Former Guelph Storm player returns to prison for crime spree in the county
Former National Hockey League prospect Lucas Nehrling is back behind bars.
Nehrling, who was born in Peterborough and grew up in Marmora, was sentenced to two years and two months in federal prison for a string of break-ins that happened in Peterborough County in the summer of 2017.
Peterborough County OPP say officers were called to investigate break-ins to a number of homes in the area of County Road 2 and the Third Line in early September 2017.
Police were able to identify Nehrling from video surveillance at one of the homes. OPP officers located him after a stolen ATV he was riding ran out of fuel and he attempted to hide in a garage near Norwood.
Nehrling, a former Ontario Hockey League defenceman with the Guelph Storm, Sarnia Sting and Kingston Frontenacs, is no stranger to the penitentiary. In 2009, he was arrested for a spree of break-ins. While out on bail for the initial charges, he committed more break-ins.
In and out of jail, and while he was in North Bay attending an outpatient drug rehab program, Nehrling got high on cocaine and painkillers and went to a North Bay home looking to collect money and drugs. He ended up in a fight with the homeowner.
He pleaded guilty to assault and being unlawfully in a dwelling. He was given a 21-month prison term on top of two years he had been given for the entries.
In a 2012 interview with the Guelph Mercury, Nehrling spoke opening about his downward spiral, going from a New Jersey Devils prospect to a drug-addicted criminal.
“I know the statistics say that most inmates in a federal penitentiary reoffend. But I know this is it for me, without a doubt,” Nehrling told a reporter in a jailhouse interview in 2012.
“I’ve done a lot more good in my life than bad and I know I can do even more good. For the first time in a long time I feel good about myself.”
In June 2013, Nehrling was even granted day parole and applauded for his efforts while serving his time Collins Bay Institution in Kingston.
“You told the board today that you almost feel you should have paid to come to prison because you have learned so much and finally gotten clean,” the parole board’s written decision stated.
“Your federal incarceration appears to have had a sobering and deterrent effect.

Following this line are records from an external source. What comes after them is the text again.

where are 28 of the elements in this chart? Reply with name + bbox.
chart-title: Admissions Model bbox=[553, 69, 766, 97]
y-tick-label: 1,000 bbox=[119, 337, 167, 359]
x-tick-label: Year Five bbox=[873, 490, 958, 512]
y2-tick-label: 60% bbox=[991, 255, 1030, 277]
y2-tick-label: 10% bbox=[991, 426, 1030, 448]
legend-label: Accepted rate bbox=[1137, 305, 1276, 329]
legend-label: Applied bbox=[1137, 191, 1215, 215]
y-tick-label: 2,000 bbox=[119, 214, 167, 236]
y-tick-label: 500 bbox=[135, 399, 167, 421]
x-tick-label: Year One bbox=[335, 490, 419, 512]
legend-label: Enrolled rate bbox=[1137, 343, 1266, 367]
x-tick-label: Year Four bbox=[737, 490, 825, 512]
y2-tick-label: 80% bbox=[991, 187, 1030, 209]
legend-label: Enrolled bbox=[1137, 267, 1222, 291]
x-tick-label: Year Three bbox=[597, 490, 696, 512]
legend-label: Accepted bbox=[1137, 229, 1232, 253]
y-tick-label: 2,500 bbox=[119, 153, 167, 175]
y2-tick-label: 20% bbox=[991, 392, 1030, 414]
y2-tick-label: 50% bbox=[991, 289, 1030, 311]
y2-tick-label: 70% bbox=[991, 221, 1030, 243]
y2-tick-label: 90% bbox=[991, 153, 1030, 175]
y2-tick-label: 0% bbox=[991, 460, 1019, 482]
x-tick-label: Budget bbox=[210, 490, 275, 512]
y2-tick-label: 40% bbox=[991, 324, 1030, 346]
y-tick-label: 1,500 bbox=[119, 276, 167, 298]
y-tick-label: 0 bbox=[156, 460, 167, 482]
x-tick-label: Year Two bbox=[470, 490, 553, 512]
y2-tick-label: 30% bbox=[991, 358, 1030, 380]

You have worked hard at addressing your addiction and immersing yourself in your native culture.”
In his 2012 interview, Nehrling said the loss of his mother in 2009 fuelled many of his bad decisions. Hockey also stopped being fun, as he bounced around five minor league teams, including four teams in the 1999-2000 season.
But the tipping point was in 2002 when the Ford Explorer he was driving along a rain-slicked road on the Curve Lake First Nation slid across the centre line and hit a school bus head on. Nehrling’s left leg was shattered, along with his dream of professional hockey career.
After the crash, Nehrling spent the next three months on a couch, popping prescription painkillers to mask the pain in his leg that was held together by four screws and a metal plate.
“I was feeling really sorry for myself and painkillers became my outlet to escape reality. Without hockey, I lost my identity so I turned to drugs,” Nehrling said in the interview.
The pills numbed both body and mind, he said.
“It’s crazy how fast it can happen and how it makes you just dull and not care about what’s going on around you. They took full control of my life. They controlled every thought.”